Motivating Concurrency and Distributed Systems.

How does data flow? These are notes from Hemal Shah that learned during my time at NVIDIA.

Understanding this will help you understand how to achieve Accelerated Computing.

Data communication can be broken into 3 categories:

  1. Intra process (Concurrency through Multithreading)
  2. Inter process - same machine (IPC, Distributed Systems)
  3. Inter process - different machine (IPC, Distributed Systems)

The problem with ROS is that they only make distinctions between 2 things: intra-process and inter-process communication.

The distinction is important for inter-process communication when we work on NITROS.

Let’s think about how memory works:

  1. With intra-process communication, you are essentially sharing memory across different threads, and since they are from the same process, you don’t need to worry about retrieving the same memory.
  2. With inter-process communication - same machine, you need to allocate Shared Memory, because the OS reserves memory on a per process level. If another process accesses memory that it is not allowed to access, it gets a Segmentation Fault. However, if you let the OS know ahead of time, it can allocate Shared Memory, and then both processes store pointers to the memory address
  3. Now, what about inter-process, different machines? These different processes are on completely different machines! You would be sending a memory address to another process on another machine, but think about what this means… this other process is not physically connected to the same Main Memory anymore.
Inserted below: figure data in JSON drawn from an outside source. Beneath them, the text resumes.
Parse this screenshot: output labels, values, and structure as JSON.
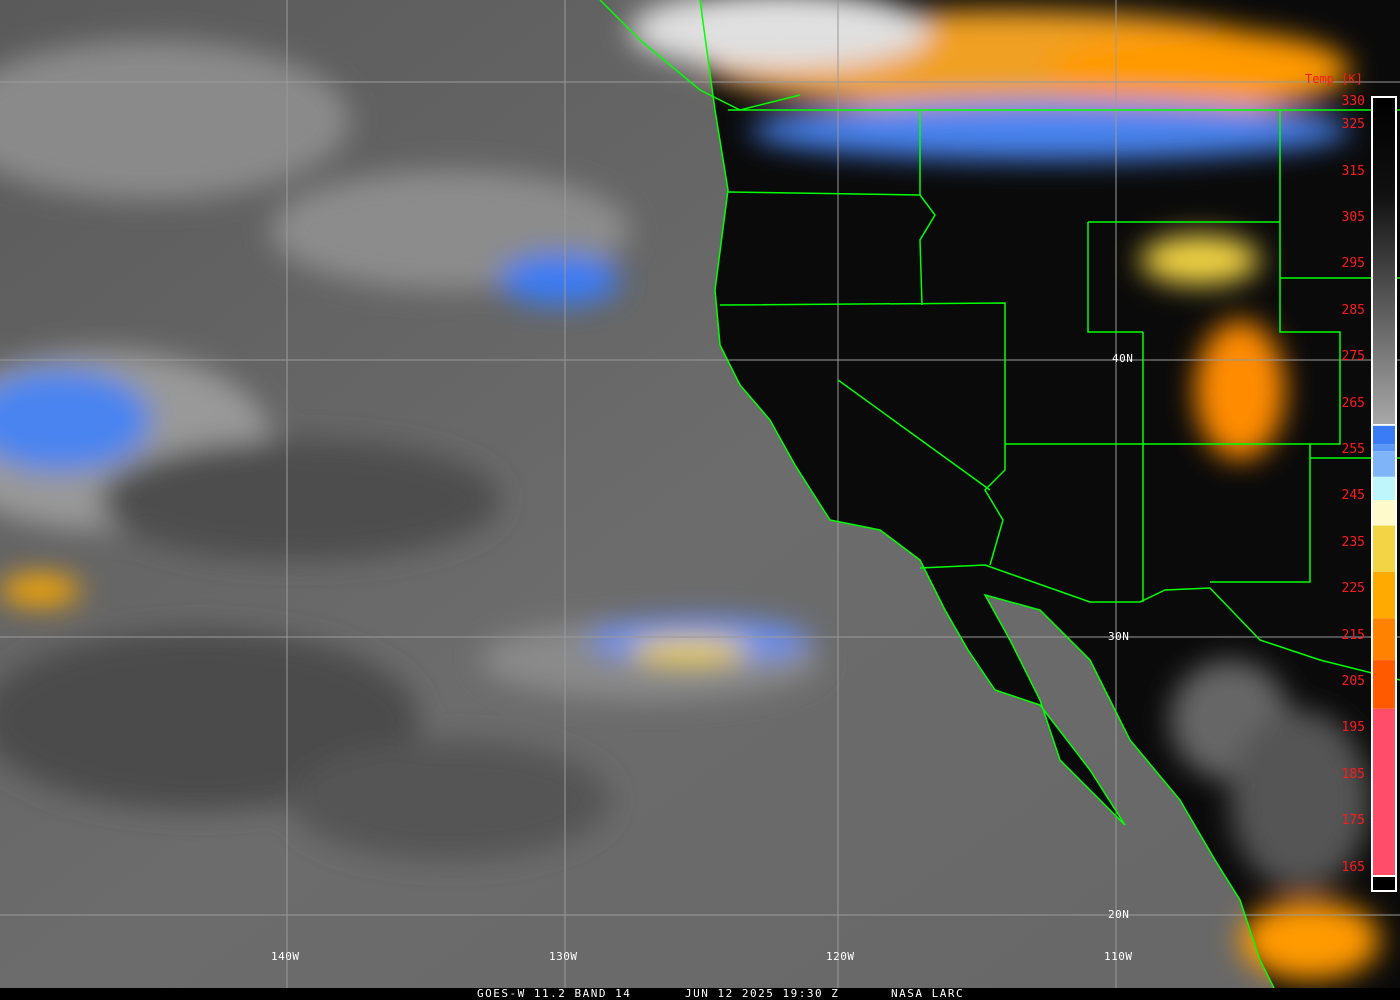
{
  "colorbar": {
    "title": "Temp [K]",
    "ticks": [
      "330",
      "325",
      "315",
      "305",
      "295",
      "285",
      "275",
      "265",
      "255",
      "245",
      "235",
      "225",
      "215",
      "205",
      "195",
      "185",
      "175",
      "165"
    ],
    "range_k": [
      165,
      330
    ],
    "segments": [
      {
        "from": 330,
        "to": 260,
        "color": "gradient black-to-gray"
      },
      {
        "from": 260,
        "to": 256,
        "color": "#3a7cf5"
      },
      {
        "from": 256,
        "to": 254.5,
        "color": "#5a96f5"
      },
      {
        "from": 254.5,
        "to": 249,
        "color": "#80b4f8"
      },
      {
        "from": 249,
        "to": 244,
        "color": "#bff6fb"
      },
      {
        "from": 244,
        "to": 238.5,
        "color": "#fffacc"
      },
      {
        "from": 238.5,
        "to": 228.5,
        "color": "#f2d445"
      },
      {
        "from": 228.5,
        "to": 218.5,
        "color": "#ffaa00"
      },
      {
        "from": 218.5,
        "to": 209.5,
        "color": "#ff8200"
      },
      {
        "from": 209.5,
        "to": 199,
        "color": "#ff5a00"
      },
      {
        "from": 199,
        "to": 163,
        "color": "#ff4d6a"
      }
    ]
  },
  "grid": {
    "latitudes": [
      "40N",
      "30N",
      "20N"
    ],
    "longitudes": [
      "140W",
      "130W",
      "120W",
      "110W"
    ]
  },
  "footer": {
    "satellite": "GOES-W 11.2 BAND 14",
    "datetime": "JUN 12 2025 19:30 Z",
    "credit": "NASA LARC"
  },
  "colors": {
    "borders": "#00ff00",
    "labels": "#ff1a1a",
    "grid": "#9a9a9a"
  }
}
So you need to send it over some network, using something like protobuf.
    • But recently, there’s something called RDMA, though I don’t fully understand…

Now, with inter-process communication - different machines, you also need to think about how this data is actually sent?
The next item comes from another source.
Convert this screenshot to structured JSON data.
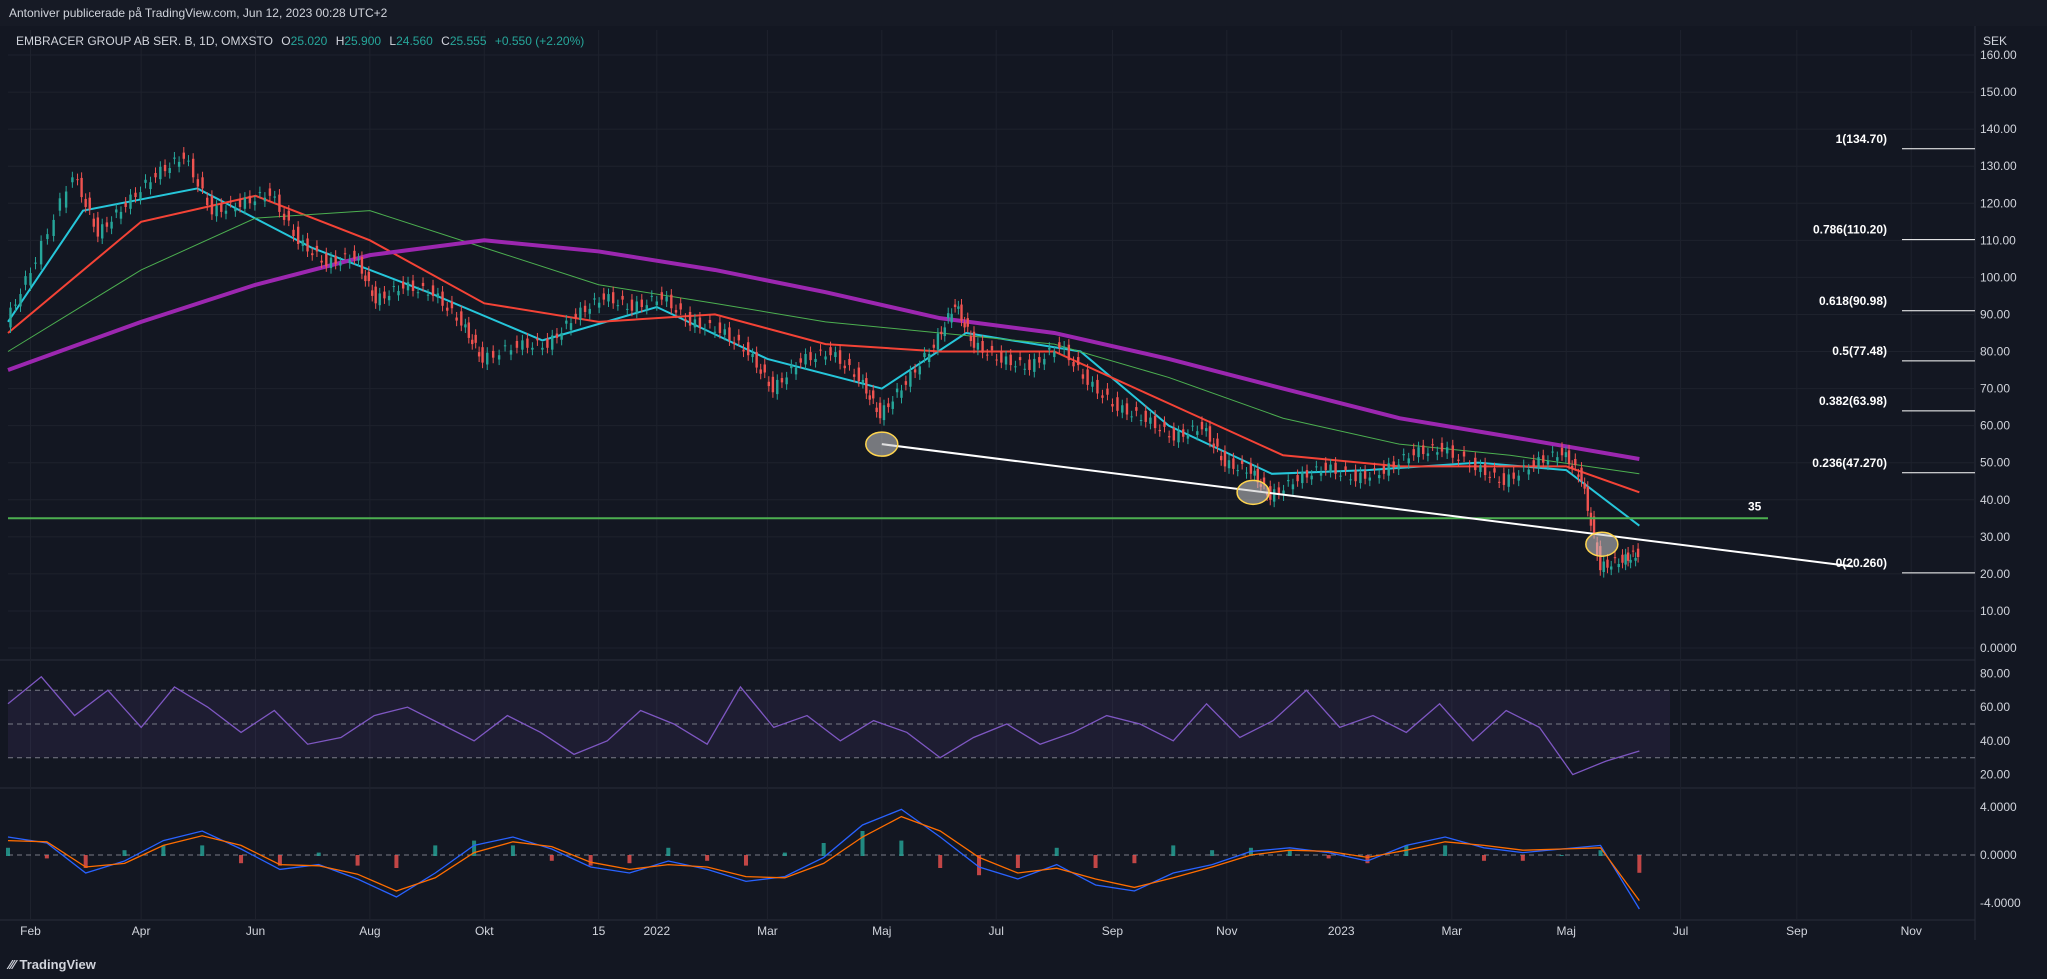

There are 2 things done together

  1. Serialization: convert its state into a byte stream in such a way that the byte stream can be converted back into a copy of the object.
  2. Marshalling: converting memory representation for transmission?
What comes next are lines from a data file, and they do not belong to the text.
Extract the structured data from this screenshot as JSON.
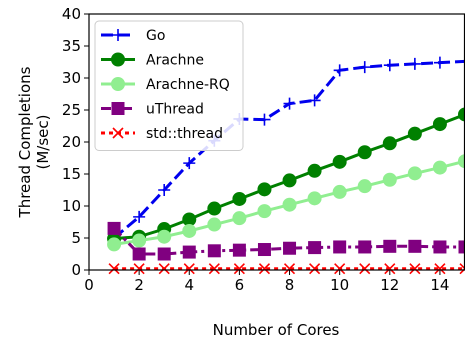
{
  "chart_data": {
    "type": "line",
    "xlabel": "Number of Cores",
    "ylabel_lines": [
      "Thread Completions",
      "(M/sec)"
    ],
    "xlim": [
      0,
      15
    ],
    "ylim": [
      0,
      40
    ],
    "xticks": [
      0,
      2,
      4,
      6,
      8,
      10,
      12,
      14
    ],
    "yticks": [
      0,
      5,
      10,
      15,
      20,
      25,
      30,
      35,
      40
    ],
    "grid": false,
    "legend_position": "top-left",
    "series": [
      {
        "name": "Go",
        "color": "#0000ee",
        "line_style": "dashed",
        "marker": "plus",
        "x": [
          1,
          2,
          3,
          4,
          5,
          6,
          7,
          8,
          9,
          10,
          11,
          12,
          13,
          14,
          15
        ],
        "y": [
          5.0,
          8.3,
          12.5,
          16.7,
          20.2,
          23.6,
          23.5,
          26.0,
          26.5,
          31.2,
          31.7,
          32.0,
          32.2,
          32.4,
          32.6
        ]
      },
      {
        "name": "Arachne",
        "color": "#008000",
        "line_style": "solid",
        "marker": "circle",
        "x": [
          1,
          2,
          3,
          4,
          5,
          6,
          7,
          8,
          9,
          10,
          11,
          12,
          13,
          14,
          15
        ],
        "y": [
          4.9,
          5.2,
          6.4,
          7.9,
          9.6,
          11.1,
          12.6,
          14.0,
          15.5,
          16.9,
          18.4,
          19.8,
          21.3,
          22.8,
          24.3
        ]
      },
      {
        "name": "Arachne-RQ",
        "color": "#90ee90",
        "line_style": "solid",
        "marker": "circle",
        "x": [
          1,
          2,
          3,
          4,
          5,
          6,
          7,
          8,
          9,
          10,
          11,
          12,
          13,
          14,
          15
        ],
        "y": [
          4.0,
          4.6,
          5.2,
          6.1,
          7.1,
          8.1,
          9.2,
          10.2,
          11.2,
          12.2,
          13.1,
          14.1,
          15.1,
          16.0,
          17.0
        ]
      },
      {
        "name": "uThread",
        "color": "#800080",
        "line_style": "dashdot",
        "marker": "square",
        "x": [
          1,
          2,
          3,
          4,
          5,
          6,
          7,
          8,
          9,
          10,
          11,
          12,
          13,
          14,
          15
        ],
        "y": [
          6.5,
          2.5,
          2.5,
          2.8,
          3.0,
          3.1,
          3.2,
          3.4,
          3.5,
          3.6,
          3.6,
          3.7,
          3.7,
          3.6,
          3.6
        ]
      },
      {
        "name": "std::thread",
        "color": "#ff0000",
        "line_style": "dotted",
        "marker": "x",
        "x": [
          1,
          2,
          3,
          4,
          5,
          6,
          7,
          8,
          9,
          10,
          11,
          12,
          13,
          14,
          15
        ],
        "y": [
          0.2,
          0.2,
          0.2,
          0.2,
          0.2,
          0.2,
          0.2,
          0.2,
          0.2,
          0.2,
          0.2,
          0.2,
          0.2,
          0.2,
          0.2
        ]
      }
    ]
  }
}
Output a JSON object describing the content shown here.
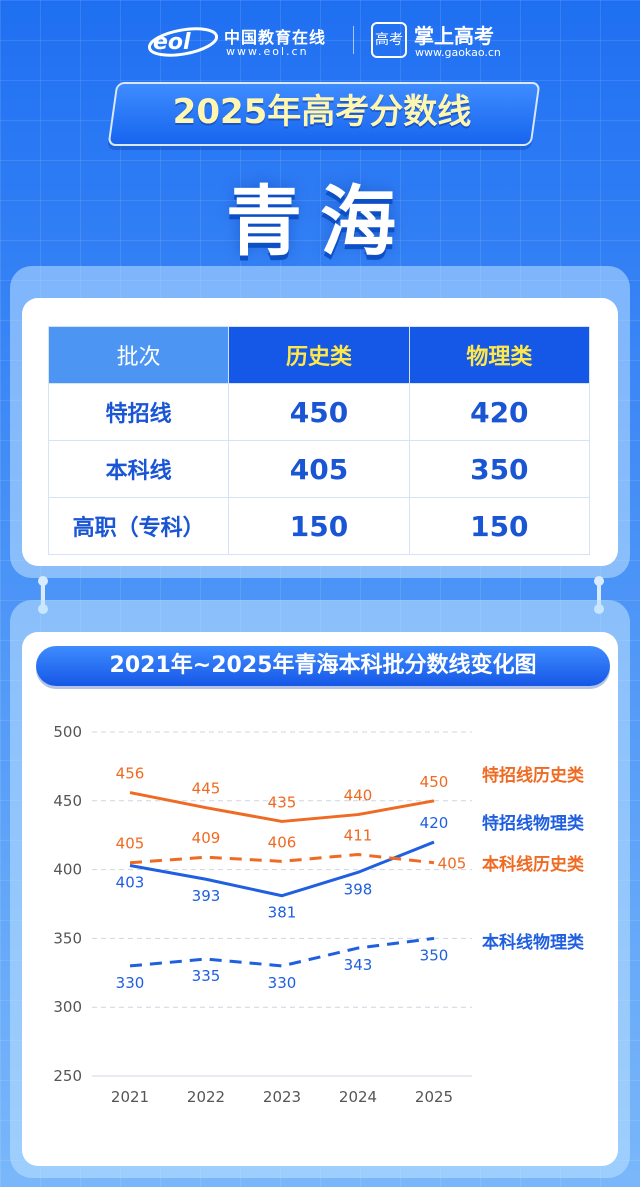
{
  "header": {
    "eol_name": "中国教育在线",
    "eol_url": "www.eol.cn",
    "gaokao_mark": "高考",
    "gaokao_name": "掌上高考",
    "gaokao_url": "www.gaokao.cn"
  },
  "title": "2025年高考分数线",
  "province": "青海",
  "table": {
    "headers": [
      "批次",
      "历史类",
      "物理类"
    ],
    "rows": [
      {
        "label": "特招线",
        "history": "450",
        "physics": "420"
      },
      {
        "label": "本科线",
        "history": "405",
        "physics": "350"
      },
      {
        "label": "高职（专科）",
        "history": "150",
        "physics": "150"
      }
    ]
  },
  "chart_data": {
    "type": "line",
    "title": "2021年~2025年青海本科批分数线变化图",
    "categories": [
      "2021",
      "2022",
      "2023",
      "2024",
      "2025"
    ],
    "xlabel": "",
    "ylabel": "",
    "ylim": [
      250,
      500
    ],
    "yticks": [
      500,
      450,
      400,
      350,
      300,
      250
    ],
    "grid": "horizontal dashed",
    "legend": "right-inline",
    "series": [
      {
        "name": "特招线历史类",
        "values": [
          456,
          445,
          435,
          440,
          450
        ],
        "color": "#ef6a22",
        "dash": false
      },
      {
        "name": "特招线物理类",
        "values": [
          403,
          393,
          381,
          398,
          420
        ],
        "color": "#1f5fe0",
        "dash": false
      },
      {
        "name": "本科线历史类",
        "values": [
          405,
          409,
          406,
          411,
          405
        ],
        "color": "#ef6a22",
        "dash": true
      },
      {
        "name": "本科线物理类",
        "values": [
          330,
          335,
          330,
          343,
          350
        ],
        "color": "#1f5fe0",
        "dash": true
      }
    ]
  },
  "colors": {
    "brand_blue": "#1557e6",
    "header_yellow": "#ffe84a",
    "orange": "#ef6a22",
    "blue": "#1f5fe0"
  }
}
So what is the actual practical difference between Concurrency and Distributed Systems?

Distributed systems is a lot more worried about reliability. If one of your nodes die on a distributed system, the rest of the system is still up. But in concurrency, since all your nodes are part of the same process, if one of the nodes die, then the entire system dies.

Data Flow Categories

Data Flow Categories

TypeCommunicationExample
SimplexUnidirectional
Half-DuplexBidirectional but not at the same timeWalkie-Talkies
Full-DuplexBidirectionalTelephone-line